The Guardian (UK): US drops Shell criminal action

Mark Milner and David Teather in New York

Friday July 1, 2005

Shell will not face criminal prosecution by federal authorities in the United States for overstating its oil and gas reserves, the company said yesterday.

It said the US department of justice had concluded its investigation and David Kelley, the attorney for the Southern District of New York, had announced that no further action would be taken.

Jeroen van der Veer, Shell’s chief executive, said the company appreciated Mr Kelley’s decision. “The conclusion of this investigation is a most important step towards putting the matter of reserves recategorisations behind us.”

Mr Kelley acknowledged Shell’s cooperation with his investigation into how the company overbooked its reserves by 4.47bn barrels between 1997 and 2002. He said he had concluded “a criminal prosecution of Shell would not serve the public interest.”

His statement added: “Because Shell has cooperated fully with the government’s investigation, has implemented substantial remedial efforts to enhance its reserves reporting and compliance and has paid $120m (£66m) civil penalty to the SEC [securities and exchange commission], the public interest has been sufficiently vindicated.”

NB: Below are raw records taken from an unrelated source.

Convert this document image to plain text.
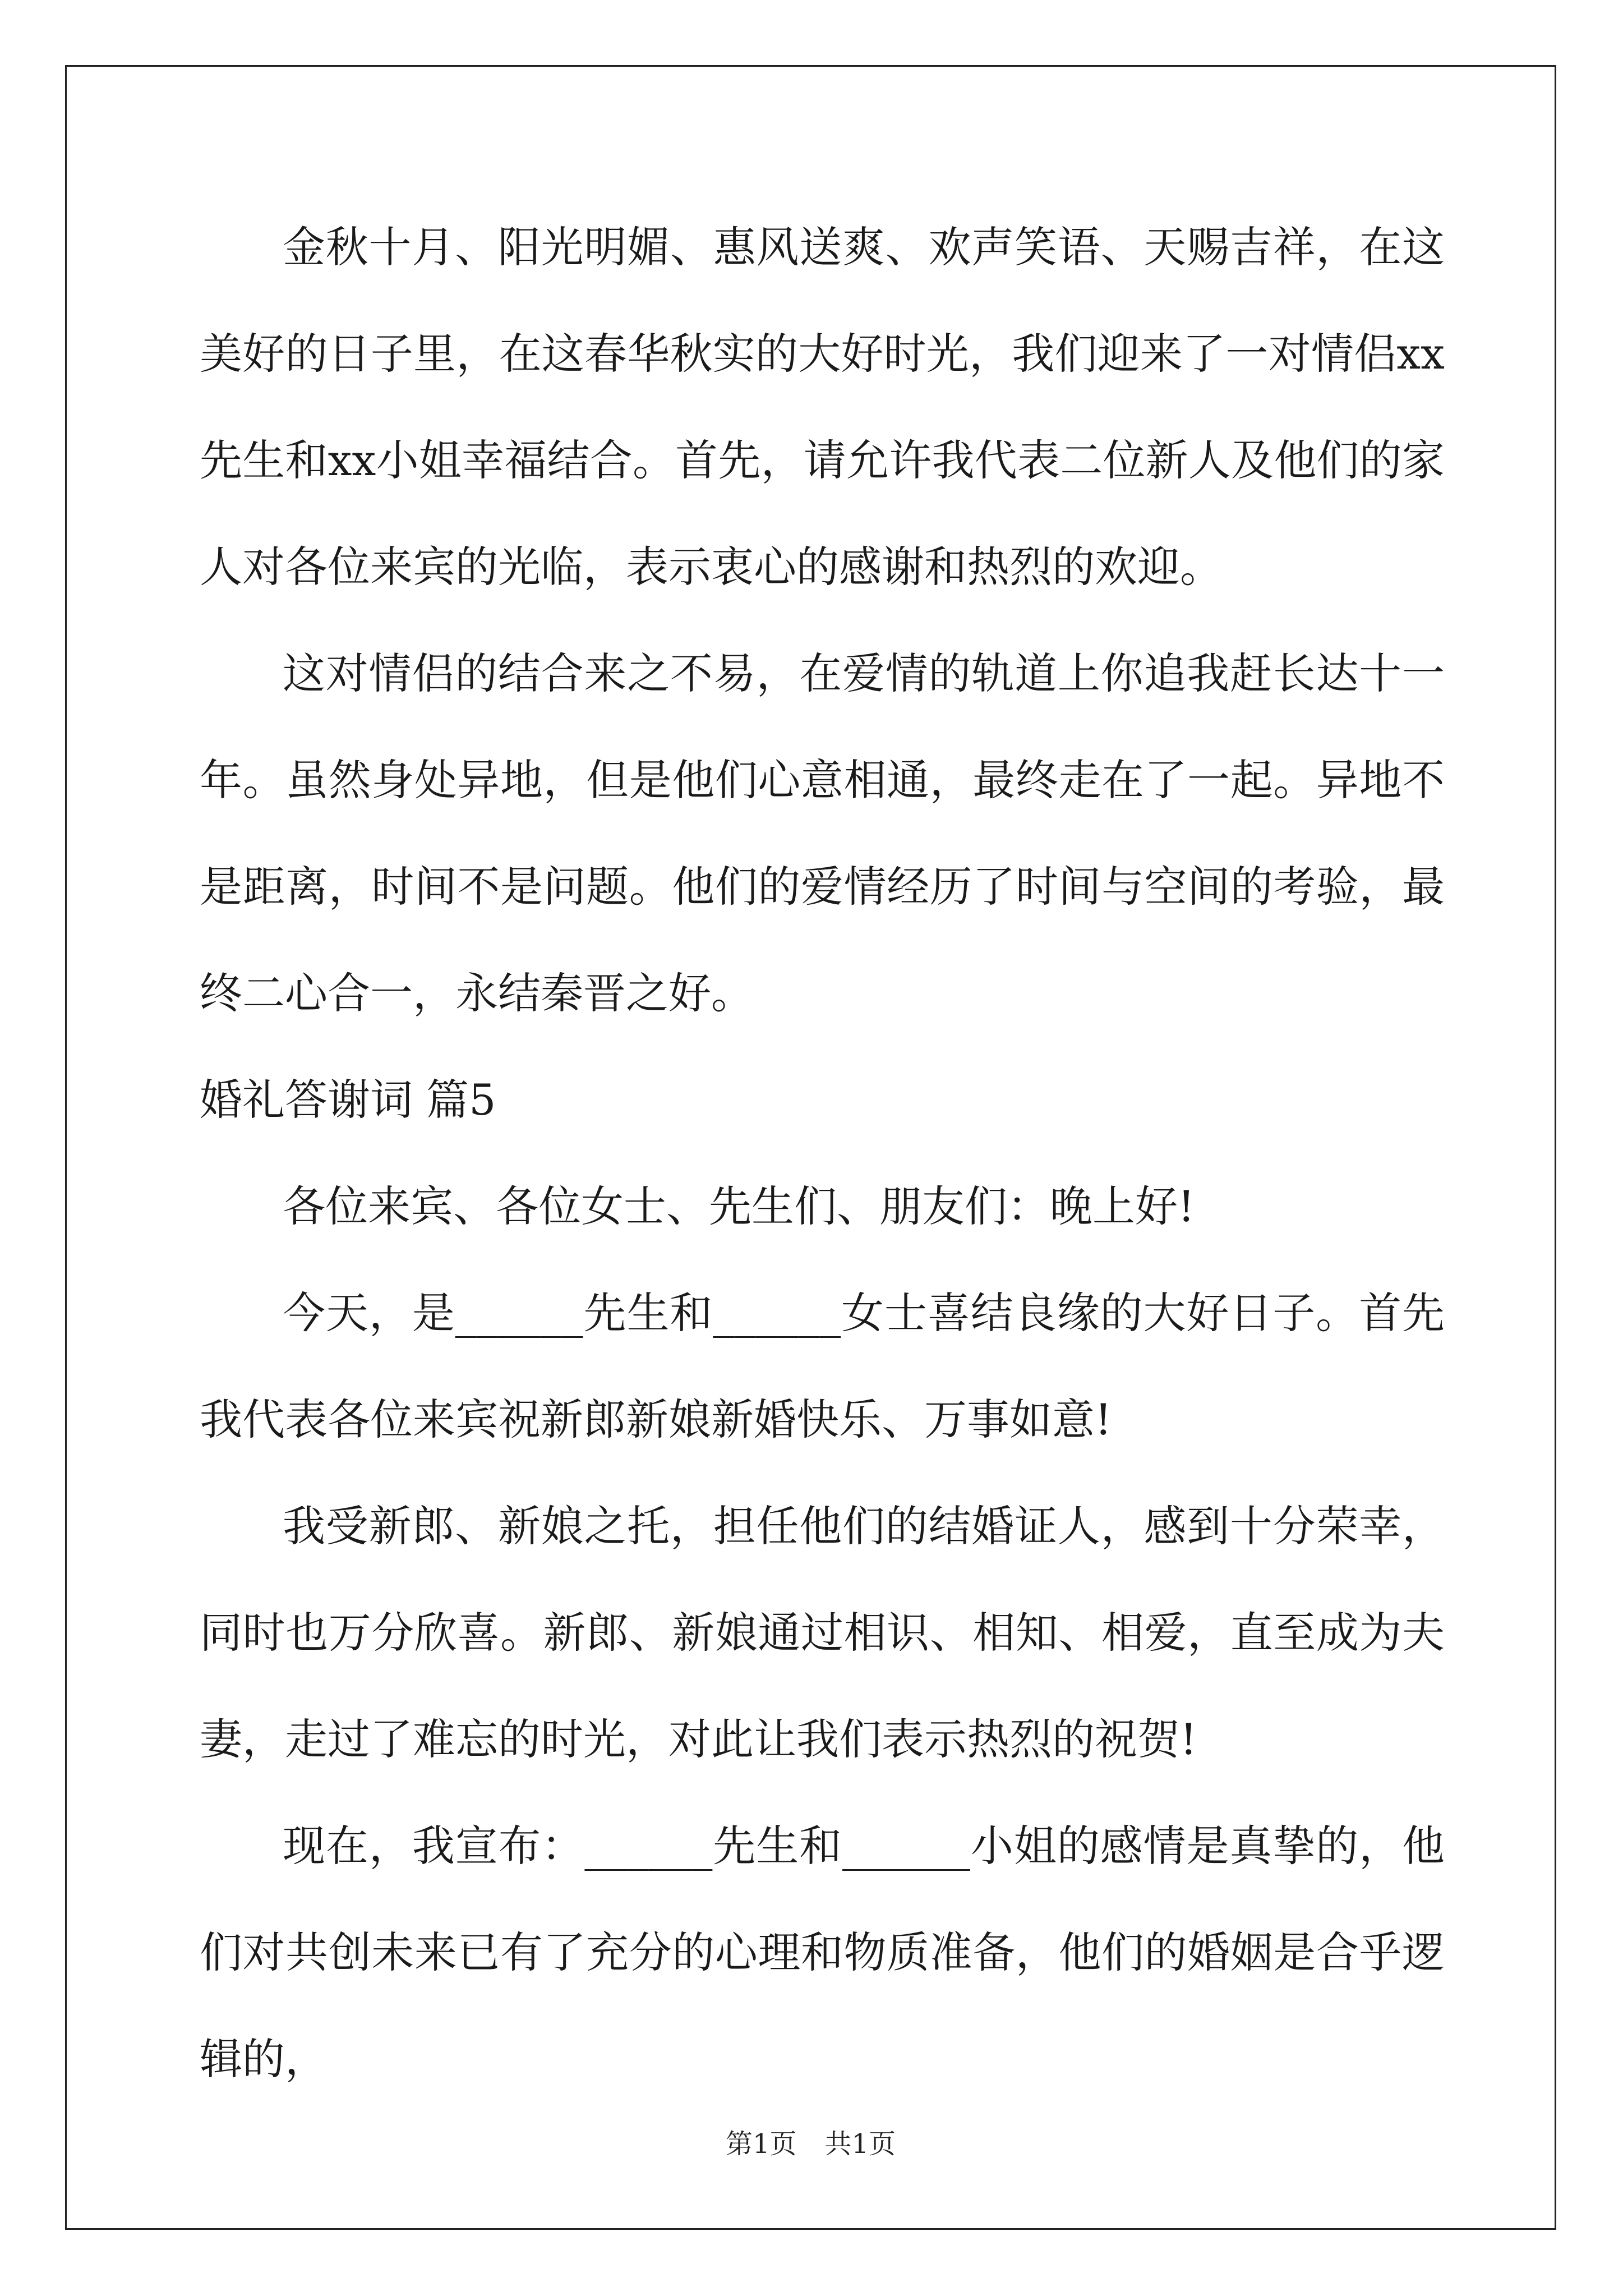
金秋十月、阳光明媚、惠风送爽、欢声笑语、天赐吉祥，在这美好的日子里，在这春华秋实的大好时光，我们迎来了一对情侣xx先生和xx小姐幸福结合。首先，请允许我代表二位新人及他们的家人对各位来宾的光临，表示衷心的感谢和热烈的欢迎。

这对情侣的结合来之不易，在爱情的轨道上你追我赶长达十一年。虽然身处异地，但是他们心意相通，最终走在了一起。异地不是距离，时间不是问题。他们的爱情经历了时间与空间的考验，最终二心合一，永结秦晋之好。

婚礼答谢词 篇5

各位来宾、各位女士、先生们、朋友们：晚上好!

今天，是______先生和______女士喜结良缘的大好日子。首先我代表各位来宾祝新郎新娘新婚快乐、万事如意!

我受新郎、新娘之托，担任他们的结婚证人，感到十分荣幸，同时也万分欣喜。新郎、新娘通过相识、相知、相爱，直至成为夫妻，走过了难忘的时光，对此让我们表示热烈的祝贺!

现在，我宣布：______先生和______小姐的感情是真挚的，他们对共创未来已有了充分的心理和物质准备，他们的婚姻是合乎逻辑的，

第1页 共1页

Shell has also been fined a record £17m by Britain’s Financial Services Authority over the reserves fiasco.

Noting the financial sanctions already handed out, Mr Kelley said further penalties “would likely have a severe and unintended disproportionate economic impact upon thousands of innocent Shell employees”.

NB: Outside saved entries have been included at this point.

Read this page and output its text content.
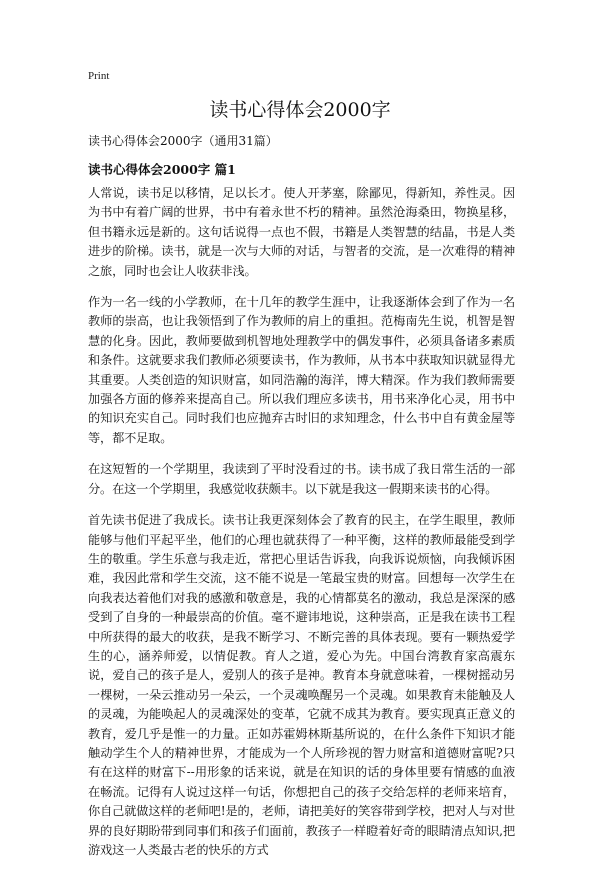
Print
读书心得体会2000字
读书心得体会2000字（通用31篇）
读书心得体会2000字 篇1

人常说，读书足以移情，足以长才。使人开茅塞，除鄙见，得新知，养性灵。因为书中有着广阔的世界，书中有着永世不朽的精神。虽然沧海桑田，物换星移，但书籍永远是新的。这句话说得一点也不假，书籍是人类智慧的结晶，书是人类进步的阶梯。读书，就是一次与大师的对话，与智者的交流，是一次难得的精神之旅，同时也会让人收获非浅。

作为一名一线的小学教师，在十几年的教学生涯中，让我逐渐体会到了作为一名教师的崇高，也让我领悟到了作为教师的肩上的重担。范梅南先生说，机智是智慧的化身。因此，教师要做到机智地处理教学中的偶发事件，必须具备诸多素质和条件。这就要求我们教师必须要读书，作为教师，从书本中获取知识就显得尤其重要。人类创造的知识财富，如同浩瀚的海洋，博大精深。作为我们教师需要加强各方面的修养来提高自己。所以我们理应多读书，用书来净化心灵，用书中的知识充实自己。同时我们也应抛弃古时旧的求知理念，什么书中自有黄金屋等等，都不足取。

在这短暂的一个学期里，我读到了平时没看过的书。读书成了我日常生活的一部分。在这一个学期里，我感觉收获颇丰。以下就是我这一假期来读书的心得。

首先读书促进了我成长。读书让我更深刻体会了教育的民主，在学生眼里，教师能够与他们平起平坐，他们的心理也就获得了一种平衡，这样的教师最能受到学生的敬重。学生乐意与我走近，常把心里话告诉我，向我诉说烦恼，向我倾诉困难，我因此常和学生交流，这不能不说是一笔最宝贵的财富。回想每一次学生在向我表达着他们对我的感激和敬意是，我的心情都莫名的激动，我总是深深的感受到了自身的一种最崇高的价值。毫不避讳地说，这种崇高，正是我在读书工程中所获得的最大的收获，是我不断学习、不断完善的具体表现。要有一颗热爱学生的心，涵养师爱，以情促教。育人之道，爱心为先。中国台湾教育家高震东说，爱自己的孩子是人，爱别人的孩子是神。教育本身就意味着，一棵树摇动另一棵树，一朵云推动另一朵云，一个灵魂唤醒另一个灵魂。如果教育未能触及人的灵魂，为能唤起人的灵魂深处的变革，它就不成其为教育。要实现真正意义的教育，爱几乎是惟一的力量。正如苏霍姆林斯基所说的，在什么条件下知识才能触动学生个人的精神世界，才能成为一个人所珍视的智力财富和道德财富呢?只有在这样的财富下--用形象的话来说，就是在知识的话的身体里要有情感的血液在畅流。记得有人说过这样一句话，你想把自己的孩子交给怎样的老师来培育，你自己就做这样的老师吧!是的，老师，请把美好的笑容带到学校，把对人与对世界的良好期盼带到同事们和孩子们面前，教孩子一样瞪着好奇的眼睛清点知识,把游戏这一人类最古老的快乐的方式
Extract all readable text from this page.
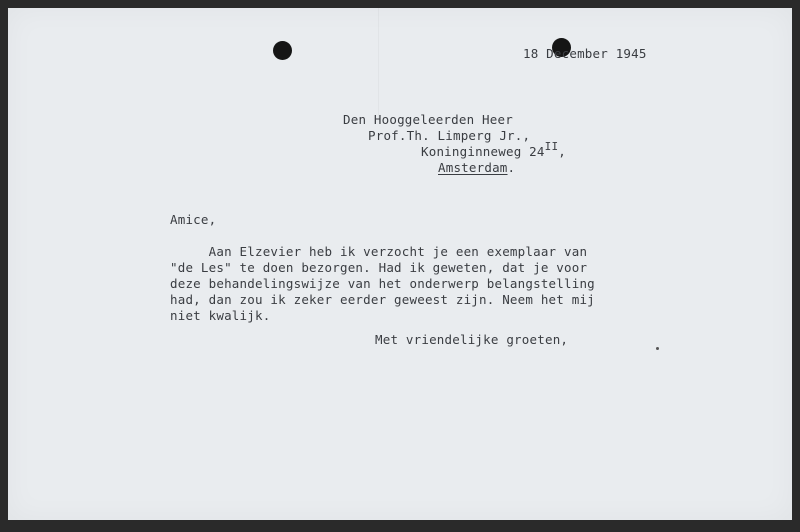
18 December 1945
Den Hooggeleerden Heer
Prof.Th. Limperg Jr.,
Koninginneweg 24II,
Amsterdam.
Amice,
Aan Elzevier heb ik verzocht je een exemplaar van
"de Les" te doen bezorgen. Had ik geweten, dat je voor
deze behandelingswijze van het onderwerp belangstelling
had, dan zou ik zeker eerder geweest zijn. Neem het mij
niet kwalijk.
Met vriendelijke groeten,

The reserves scandal broke in January last year with a low-key announcement that the company was cutting its level of proven reserves by 20% to bring it into line with US requirements. Four further revisions followed during 2004.

Reserves are seen as important information by investors because they reflect likely future income and can affect the share price.

The January announcement provoked outrage among investors and sent the share price plunging. As the tide of anger grew, the chairman, Sir Philip Watts, resigned in March along with exploration chief Walter van de Vijver. Finance director Judy Boynton followed later.

In a move to calm investor anger the two parts of Shell, Royal Dutch and Shell Transport and Trading, announced plans to end their 100-year-old duality and to create a single company with a more transparent and less unwieldy management structure.

The changes, which include the new company having its headquarters in Holland but with the shares listed in London, were approved by shareholders this week.

The justice department’s decision closes another chapter in the oil and gas reserves affair, but Shell is facing class actions in the US and ongoing inquiries by stock market operator Euronext and the Dutch financial markets regulator.

A Shell spokesman said it was awaiting a court decision on whether the class action by shareholders should be struck out. It was in discussion with representatives of two other class actions, one of which represents Shell pension funds, over possible settlements.